«Donde pensate voi, cara Corinna - disse allora Cornelia - che si causino questi così tristi raccolti, che vanno alle volte?».
«Son molte cause - disse ella - onde può venir la sterilità o scarsa prodozion del grano; prima può esser, perché le terre non siano ben disposte e coltivate, overo perché non è seminato in tempo; nasce anco dall’intemperie dell’aria, che manda alcune volte caligini e vapori ardenti al basso, che toglie e secca il grano su ’l fiorire. Altre volte vien da i gran secchi e dalle soverchie pioggie, fuori di tempo, per il che il formento va tutto in erba, o marcisce. Procede spesso anco, che nascendo il formento nel verno, essendo troppi sirocchi, si generano certi vermicelli, che lo rodono inanzi che cresca; la tempesta poi, quando è fatto il grano, è la ultima rovina, ma questa non fa carestia se non per chi la tocca.
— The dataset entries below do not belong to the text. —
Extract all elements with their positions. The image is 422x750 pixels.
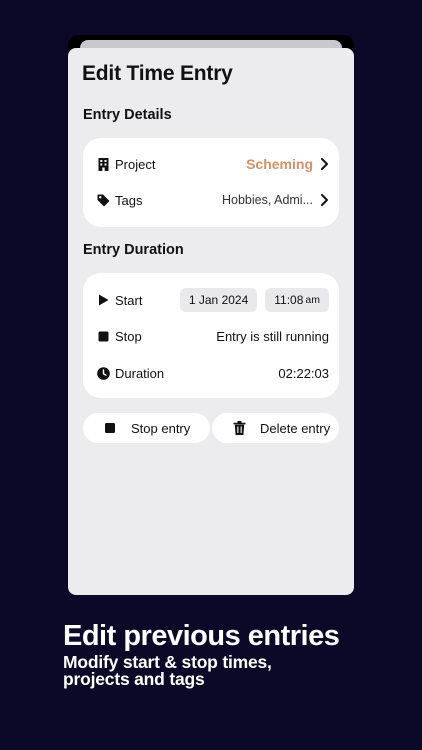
project-label: Project [115,156,156,172]
delete-entry-button[interactable]: Delete entry [212,413,339,443]
start-label: Start [115,292,143,308]
promo-caption-title: Edit previous entries [63,620,340,652]
start-date-picker[interactable]: 1 Jan 2024 [179,288,258,312]
promo-caption-subtitle: Modify start & stop times, projects and … [63,652,272,689]
stop-icon [97,330,110,343]
chevron-right-icon [321,194,328,206]
duration-value: 02:22:03 [278,365,329,381]
clock-icon [97,366,110,380]
entry-duration-card: Start 1 Jan 2024 11:08 am Stop Entry is … [83,273,339,398]
start-time-picker[interactable]: 11:08 am [265,288,329,312]
project-row[interactable]: Project Scheming [97,153,329,175]
trash-icon [232,421,246,435]
play-icon [97,294,110,307]
section-title-entry-details: Entry Details [83,107,172,123]
tags-value: Hobbies, Admi... [221,193,313,207]
start-time-value: 11:08 [274,293,304,307]
stop-value: Entry is still running [216,328,329,344]
delete-entry-label: Delete entry [260,420,331,436]
project-value: Scheming [246,156,313,172]
section-title-entry-duration: Entry Duration [83,242,184,258]
tag-icon [97,194,110,207]
entry-details-card: Project Scheming Tags Hobbies, Admi... [83,138,339,227]
start-row: Start 1 Jan 2024 11:08 am [97,288,329,312]
stop-entry-button[interactable]: Stop entry [83,413,210,443]
tags-label: Tags [115,192,143,208]
duration-row: Duration 02:22:03 [97,362,329,384]
chevron-right-icon [321,158,328,170]
start-date-value: 1 Jan 2024 [188,293,249,307]
start-time-ampm: am [305,294,320,306]
sheet-title: Edit Time Entry [82,62,233,85]
edit-time-entry-sheet: Edit Time Entry Entry Details Project Sc… [68,48,354,595]
stop-icon [103,421,117,435]
stop-label: Stop [115,328,142,344]
duration-label: Duration [115,365,165,381]
stop-entry-label: Stop entry [131,420,191,436]
tags-row[interactable]: Tags Hobbies, Admi... [97,189,329,211]
stop-row[interactable]: Stop Entry is still running [97,325,329,347]
building-icon [97,157,110,171]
A molte di queste inconvenienzie si può rimediare ed a molte no; bisogna perciò ricorrer e rimettersi a sua divina Maestà, così di biade, arbori ed erbe, come di tutte le altre cose».
«Con tutto che ’l danno di noi altri - disse Lucrezia - sia notabile, tuttavia patiscon molto più quei poveri contadini, che s’affatican tutto l’anno, se ’l racolto non riesce secondo la speranza loro».
«Quest’anno - disse Elena - spero che si caverà assai grano per quanto si può vedere ora, ch’io sono stata in villa a far l’acqua rosata».
«Non mi piace andar in villa da questi tempi - disse Cornelia - piacemi l’andarvi d’agosto e ’l settembre; che quei sono i veri tempi che si prende solazzo».